Petrological intrepretation of the 2010 Eyjafjallajökull flank basaltic eruption

Geophysical data from Eyjafjajökull volcano has shown how magma ascent is the key in triggering the March 2010 eruption (Sigmudson et al., 2010, Nature 468, 426-430). This process has been documented through mineral phase equilibria, which have been used to get petrological interpretations of the eruptive and pre-eruptive conditions. Basaltic scorias from the Fimmvörduháls flank eruption have been collected and studied with the purpose of constraining mineral-melt associations relating to changes in the intensity of parameters during magma ascending. Special observations to the major element composition of glass inclusions and composition of the groundmass have been taken into account. Plagioclase exhibits sieve texture containing evolved liquid inclusions.
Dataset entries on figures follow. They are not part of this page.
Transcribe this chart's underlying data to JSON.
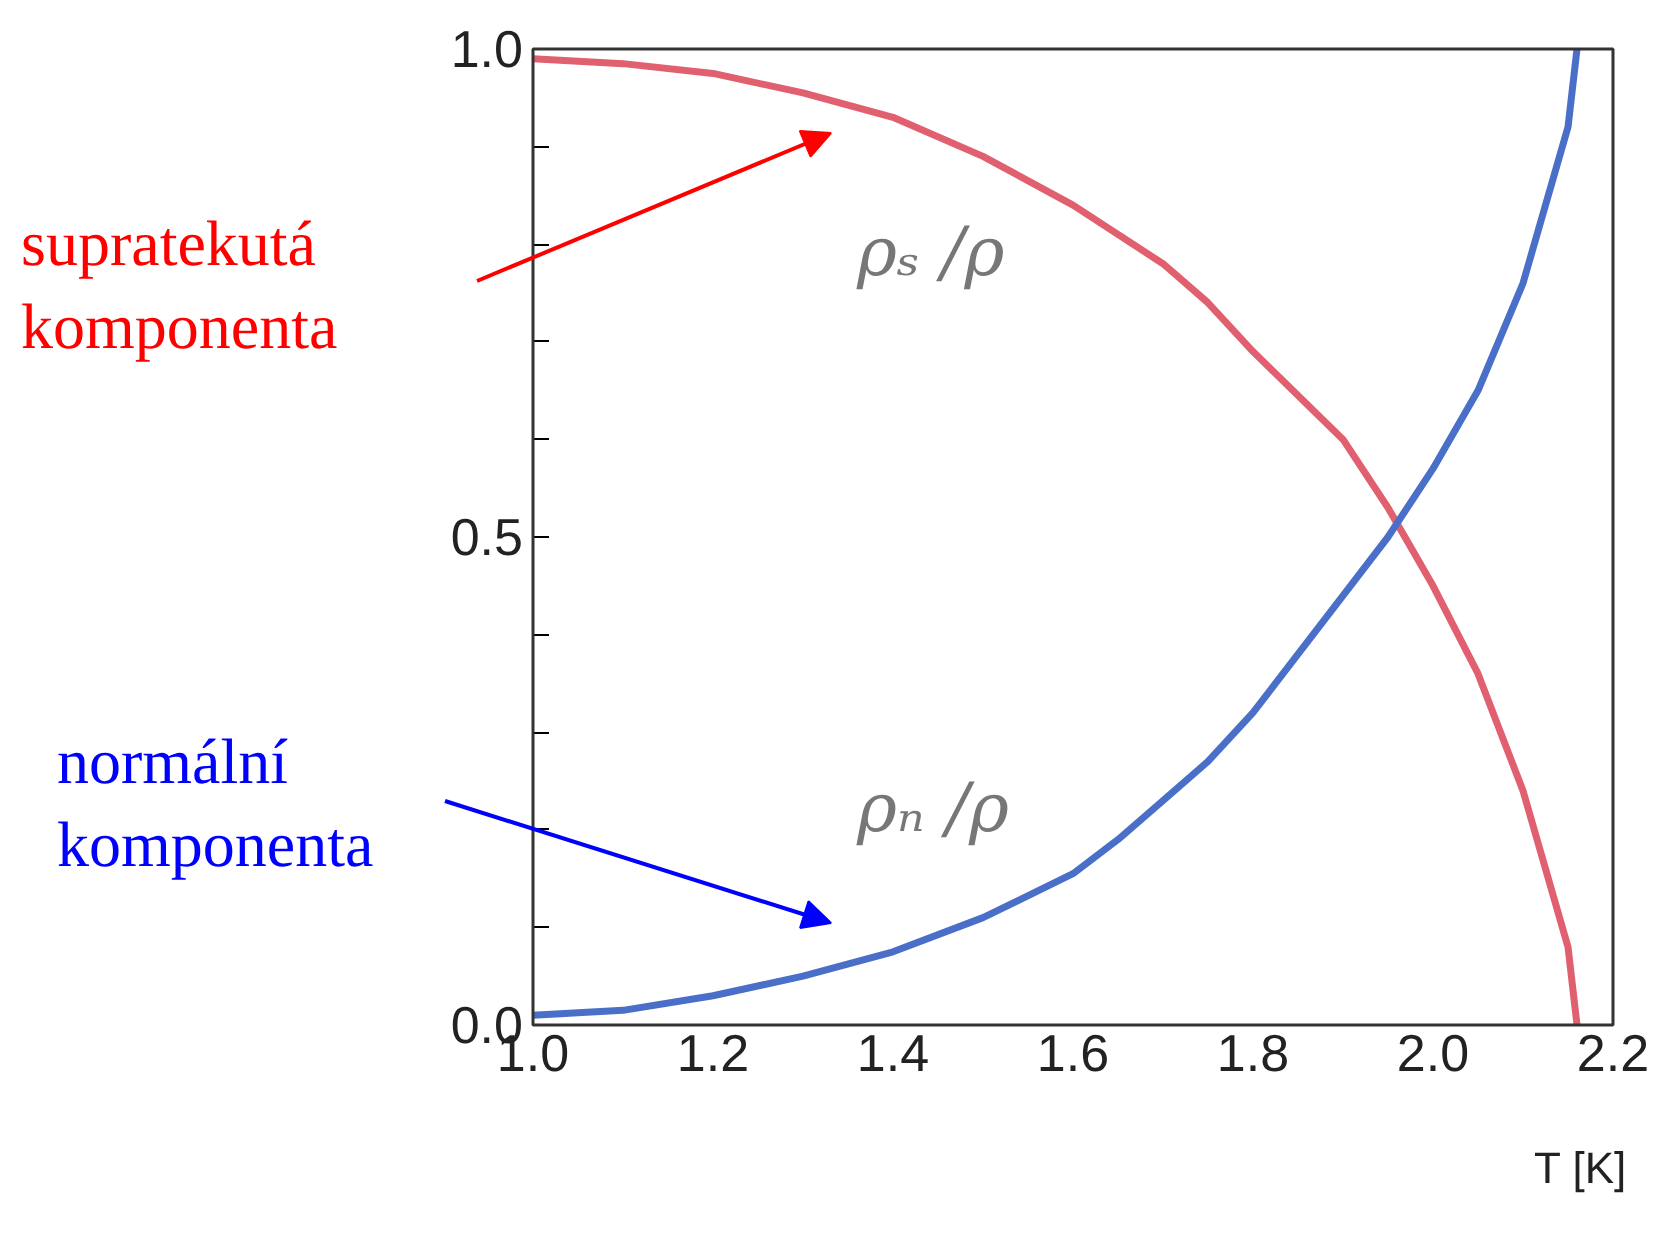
{
  "chart_data": {
    "type": "line",
    "xlabel": "T [K]",
    "xlim": [
      1.0,
      2.2
    ],
    "ylim": [
      0.0,
      1.0
    ],
    "xticks": [
      {
        "value": 1,
        "label": "1.0"
      },
      {
        "value": 1.2,
        "label": "1.2"
      },
      {
        "value": 1.4,
        "label": "1.4"
      },
      {
        "value": 1.6,
        "label": "1.6"
      },
      {
        "value": 1.8,
        "label": "1.8"
      },
      {
        "value": 2,
        "label": "2.0"
      },
      {
        "value": 2.2,
        "label": "2.2"
      }
    ],
    "yticks": [
      {
        "value": 0,
        "label": "0.0"
      },
      {
        "value": 0.1,
        "label": null
      },
      {
        "value": 0.2,
        "label": null
      },
      {
        "value": 0.3,
        "label": null
      },
      {
        "value": 0.4,
        "label": null
      },
      {
        "value": 0.5,
        "label": "0.5"
      },
      {
        "value": 0.6,
        "label": null
      },
      {
        "value": 0.7,
        "label": null
      },
      {
        "value": 0.8,
        "label": null
      },
      {
        "value": 0.9,
        "label": null
      },
      {
        "value": 1,
        "label": "1.0"
      }
    ],
    "grid": false,
    "marker": "none",
    "line_style": "solid",
    "series": [
      {
        "color": "#e06070",
        "x": [
          1.0,
          1.1,
          1.2,
          1.3,
          1.4,
          1.5,
          1.6,
          1.7,
          1.75,
          1.8,
          1.9,
          1.95,
          2.0,
          2.05,
          2.1,
          2.15,
          2.16
        ],
        "values": [
          0.99,
          0.985,
          0.975,
          0.955,
          0.93,
          0.89,
          0.84,
          0.78,
          0.74,
          0.69,
          0.6,
          0.53,
          0.45,
          0.36,
          0.24,
          0.08,
          0.0
        ]
      },
      {
        "color": "#4a6fc8",
        "x": [
          1.0,
          1.1,
          1.2,
          1.3,
          1.4,
          1.5,
          1.6,
          1.65,
          1.7,
          1.75,
          1.8,
          1.85,
          1.9,
          1.95,
          2.0,
          2.05,
          2.1,
          2.15,
          2.16
        ],
        "values": [
          0.01,
          0.015,
          0.03,
          0.05,
          0.075,
          0.11,
          0.155,
          0.19,
          0.23,
          0.27,
          0.32,
          0.38,
          0.44,
          0.5,
          0.57,
          0.65,
          0.76,
          0.92,
          1.0
        ]
      }
    ],
    "annotations": [
      "supratekutá\nkomponenta",
      "normální\nkomponenta",
      "ρₛ /ρ",
      "ρₙ /ρ"
    ]
  }
}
Scoria composition is compared with MELTS code calculations. An anomalous fractionation pattern is characterized by a continuous increase in Ti with ongoing fractionation; this is not what is expected in tholeiitic systems. The analyzed melt inclusions follow a continuous increasing trend reaching values of approximately TiO2=5 wt% for MgO=2.5 wt% and TiO2=10 wt% for the most evolved melts which have a matrix of MgO<2 wt%. This behavior of Ti, as an incompatible element for low MgO contents, indicates very low pressure of fractionation (lower than 1 kbar) in a system buffered around QFM conditions. Clinopyroxene exhibits an oscillatory pattern with resorption zones corresponding to the Cr-Ti-Al rich rims; these are interpreted as changes in intensity of parameters during magma ascent. Experiments with the scoria were carried out to reproduce mineralogical and textural associations according to previous calculated pre-eruptive conditions. The combined study of mineral composition, phase assemblages, liquid trend evolution and experiments on the reproduction of mineralogical and textural associations can define pre-eruptive conditions and possible magma replenishment prior to eruption.